Nasional

Hari Pers Nasional 2025, Ini adalah Pesan Ketum Muhammadiyah Haedar Nashir

JAKARTA – Hari Pers Nasional (HPN) diperingati tiap 9 Februari. Ketua Umum Pimpinan Pusat (PP) Muhammadiyah Haedar Nashir menyampaikan selamat HPN 2025, sekaligus memberikan sebagian arahan untuk insan pers nasional.

“Pimpinan Pusat Muhammadiyah menyampaikan selamat melawan Hari Pers Nasional yang mana jatuh pada 9 Februari 2025. Peringatan yang dimaksud dimaknai sebagai wujud penghargaan melawan peran pers di mencerdaskan bangsa lalu menjaga demokrasi Indonesia,” ujar Haedar di pernyataannya, disitir Mingguan (9/2/2025).

Haedar lalu mengutip Undang-Undang Nomor 40 Tahun 1999 tentang Pers, bahwa pers nasional adalah lembaga sosial lalu wahana komunikasi massa yang digunakan melaksanakan kegiatan jurnalistik meliputi mencari, memperoleh, memiliki, menyimpan, mengolah, serta menyampaikan informasi baik pada bentuk tulisan, suara, gambar, ucapan kemudian gambar, dan juga data dan juga grafik maupun di bentuk lainnya dengan menggunakan media cetak, media elektronik, serta segala jenis saluran yang dimaksud tersedia.

Menurutnya, kemerdekaan pers adalah salah satu wujud kedaulatan rakyat yang berasaskan prinsip-prinsip demokrasi, keadilan, kemudian supremasi hukum. Selain itu, pers nasional mempunyai fungsi sebagai media informasi, pendidikan, hiburan, lalu kontrol sosial. Pers nasional berkewajiban memberitakan perkembangan juga opini dengan menghormati norma-norma agama serta rasa kesusilaan penduduk dan juga asas praduga tak bersalah.

Haedar juga merinci peranan yang tersebut harus dilaksanakan pers nasional, antara lain memenuhi hak warga untuk mengetahui; menegakkan nilai-nilai dasar demokrasi, menggerakkan terwujudnya supremasi hukum, serta hak asasi manusia, dan juga menghormat kebinekaan; mengembangkan pendapat umum berdasarkan informasi yang tersebut tepat, akurat, kemudian benar; melakukan pengawasan, kritik, koreksi, kemudian saran terhadap hal-hal yang digunakan berkaitan dengan kepentingan umum; juga memperjuangkan keadilan juga kebenaran.

“Dalam memperingati Hari Pers Nasional (HPN) tahun ini seluruh insan juga institusi pengelola pers atau media massa merefleksikan kaidah-kaidah normatif juga imperatif yang dimaksud untuk dijadikan acuan juga implementasi di dalam dunia pers.”

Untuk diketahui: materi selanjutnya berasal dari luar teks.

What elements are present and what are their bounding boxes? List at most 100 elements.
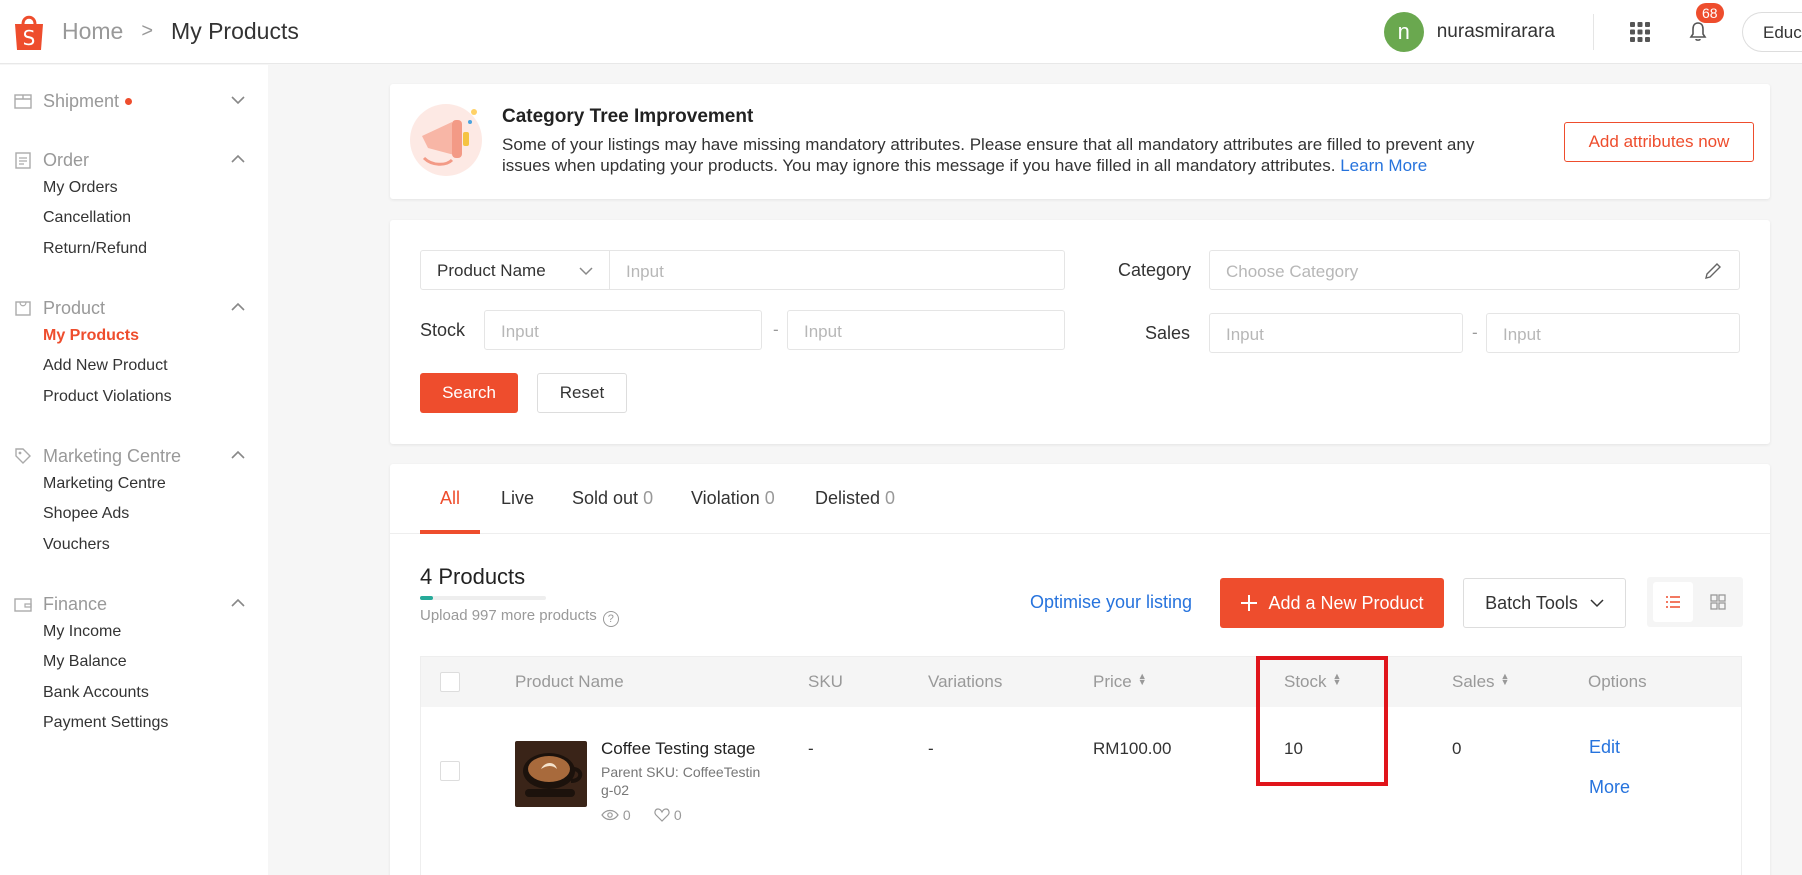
sidebar-item-bank-accounts[interactable]: Bank Accounts — [43, 684, 149, 702]
sort-icon: ▲ ▼ — [1500, 671, 1510, 687]
sidebar-header-marketing[interactable]: Marketing Centre — [0, 441, 268, 471]
column-header-variations: Variations — [928, 672, 1003, 691]
sidebar-item-my-income[interactable]: My Income — [43, 623, 121, 641]
tab-live[interactable]: Live — [501, 488, 534, 509]
megaphone-icon — [410, 104, 482, 176]
sidebar-group-order: Order My Orders Cancellation Return/Refu… — [0, 145, 268, 257]
cell-price[interactable]: RM100.00 — [1093, 739, 1171, 759]
sidebar-item-my-balance[interactable]: My Balance — [43, 653, 127, 671]
chevron-up-icon — [231, 154, 245, 163]
sales-max-input[interactable]: Input — [1486, 313, 1740, 353]
product-table: Product Name SKU Variations Price ▲ ▼ Stoc… — [420, 656, 1742, 875]
username[interactable]: nurasmirarara — [1437, 21, 1555, 43]
avatar[interactable]: n — [1383, 12, 1424, 52]
edit-link[interactable]: Edit — [1589, 737, 1620, 758]
sidebar-title: Order — [43, 149, 90, 170]
apps-grid-icon[interactable] — [1628, 20, 1652, 44]
sidebar-item-shopee-ads[interactable]: Shopee Ads — [43, 505, 129, 523]
column-header-sales[interactable]: Sales ▲ ▼ — [1452, 672, 1509, 692]
stock-label: Stock — [420, 320, 466, 340]
sales-label: Sales — [1145, 323, 1191, 343]
batch-tools-dropdown[interactable]: Batch Tools — [1463, 578, 1626, 628]
heart-icon — [654, 808, 670, 822]
product-thumbnail[interactable] — [515, 741, 587, 807]
list-view-button[interactable] — [1653, 582, 1693, 622]
view-mode-toggle — [1647, 577, 1743, 627]
range-separator: - — [773, 320, 779, 339]
product-name-input[interactable]: Input — [609, 250, 1065, 290]
tab-all[interactable]: All — [440, 488, 460, 509]
chevron-up-icon — [231, 598, 245, 607]
active-tab-indicator — [420, 530, 480, 534]
upload-quota-note: Upload 997 more products? — [420, 607, 619, 627]
breadcrumb-home[interactable]: Home — [62, 18, 123, 45]
notifications-button[interactable]: 68 — [1686, 3, 1724, 45]
sidebar-group-shipment: Shipment — [0, 86, 268, 116]
upload-quota-progress-fill — [420, 596, 433, 600]
notice-title: Category Tree Improvement — [502, 106, 754, 127]
chevron-down-icon — [579, 267, 593, 276]
product-list-panel: All Live Sold out 0 Violation 0 Delisted… — [390, 464, 1770, 875]
tab-delisted[interactable]: Delisted 0 — [815, 488, 895, 509]
sidebar-title: Shipment — [43, 91, 133, 112]
sidebar-item-vouchers[interactable]: Vouchers — [43, 536, 110, 554]
sidebar-item-product-violations[interactable]: Product Violations — [43, 388, 172, 406]
column-header-options: Options — [1588, 672, 1647, 691]
sidebar-item-payment-settings[interactable]: Payment Settings — [43, 714, 168, 732]
reset-button[interactable]: Reset — [537, 373, 627, 413]
sort-icon: ▲ ▼ — [1137, 671, 1147, 687]
search-type-select[interactable]: Product Name — [420, 250, 610, 290]
tab-violation[interactable]: Violation 0 — [691, 488, 775, 509]
column-header-price[interactable]: Price ▲ ▼ — [1093, 672, 1147, 692]
stock-highlight-box — [1256, 656, 1388, 786]
more-link[interactable]: More — [1589, 777, 1630, 798]
tab-sold-out[interactable]: Sold out 0 — [572, 488, 653, 509]
sales-min-input[interactable]: Input — [1209, 313, 1463, 353]
stock-max-input[interactable]: Input — [787, 310, 1065, 350]
sidebar-header-product[interactable]: Product — [0, 293, 268, 323]
grid-view-icon[interactable] — [1710, 594, 1726, 610]
chevron-down-icon — [231, 96, 245, 105]
category-tree-notice: Category Tree Improvement Some of your l… — [390, 84, 1770, 199]
column-header-product-name: Product Name — [515, 672, 624, 691]
pencil-icon[interactable] — [1703, 261, 1723, 281]
chevron-up-icon — [231, 302, 245, 311]
upload-quota-progress — [420, 596, 546, 600]
learn-more-link[interactable]: Learn More — [1340, 156, 1427, 175]
list-view-icon — [1666, 596, 1680, 608]
sidebar-item-cancellation[interactable]: Cancellation — [43, 209, 131, 227]
sidebar-item-my-orders[interactable]: My Orders — [43, 179, 118, 197]
page-title: My Products — [171, 18, 299, 44]
sidebar-header-shipment[interactable]: Shipment — [0, 86, 268, 116]
eye-icon — [601, 809, 619, 821]
row-checkbox[interactable] — [440, 761, 460, 781]
sidebar-group-marketing: Marketing Centre Marketing Centre Shopee… — [0, 441, 268, 553]
category-input[interactable]: Choose Category — [1209, 250, 1740, 290]
sidebar-title: Marketing Centre — [43, 445, 182, 466]
select-all-checkbox[interactable] — [440, 672, 460, 692]
sidebar-header-order[interactable]: Order — [0, 145, 268, 175]
tag-icon — [15, 448, 31, 464]
sidebar-item-return-refund[interactable]: Return/Refund — [43, 240, 147, 258]
search-button[interactable]: Search — [420, 373, 518, 413]
stock-min-input[interactable]: Input — [484, 310, 762, 350]
product-name[interactable]: Coffee Testing stage — [601, 739, 755, 759]
optimise-listing-link[interactable]: Optimise your listing — [1030, 592, 1192, 613]
help-icon[interactable]: ? — [602, 611, 619, 627]
header-user-area: n nurasmirarara 68 Educ — [1383, 0, 1802, 64]
sidebar-title: Finance — [43, 593, 108, 614]
education-hub-button[interactable]: Educ — [1742, 12, 1802, 52]
add-attributes-button[interactable]: Add attributes now — [1564, 122, 1754, 162]
add-new-product-button[interactable]: Add a New Product — [1220, 578, 1444, 628]
like-count: 0 — [673, 807, 682, 823]
sidebar-item-my-products[interactable]: My Products — [43, 327, 139, 345]
shopee-logo[interactable]: S — [12, 12, 46, 52]
plus-icon — [1241, 595, 1258, 611]
sidebar-item-add-new-product[interactable]: Add New Product — [43, 357, 168, 375]
status-tabs: All Live Sold out 0 Violation 0 Delisted… — [390, 464, 1770, 534]
sidebar-header-finance[interactable]: Finance — [0, 589, 268, 619]
notification-count-badge: 68 — [1696, 3, 1724, 23]
top-header: S Home > My Products n nurasmirarara 68 … — [0, 0, 1802, 64]
sidebar-group-finance: Finance My Income My Balance Bank Accoun… — [0, 589, 268, 731]
sidebar-item-marketing-centre[interactable]: Marketing Centre — [43, 475, 166, 493]
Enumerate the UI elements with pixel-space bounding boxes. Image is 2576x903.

Bersamaan dengan itu, Haedar menyampaikan beberapa poin yang mana perlu direfleksikan. Pertama, pers nasional pada waktu ini diharapkan betul-betul menjalankan fungsinya secara utuh juga komprehensif, bukanlah semata-mata fungsi kontrol sosial tetapi juga edukasi juga menyajikan informasi yang dimaksud objektif, adil, mencerahkan, kemudian mencerdaskan bangsa.

Dengan makin bebasnya ekosistem pers, kata Haedar, pers diharapkan tetap saja menjunjung tinggi kebenaran, kebaikan, dan juga nilai-nilai luhur kehidupan, seraya menjauhi hoaks, provokasi, menebar kebencian lalu permusuhan, juga hal-hal yang meluruhkan martabat, kebaikan, serta persatuan bangsa.

“Asas cover both side mesti dipegang teguh seraya dikembangkan penyajian informasi yang mana memberi sejumlah pandangan agar tiada bersifat tendensius kemudian monolitik,” tegas Haedar.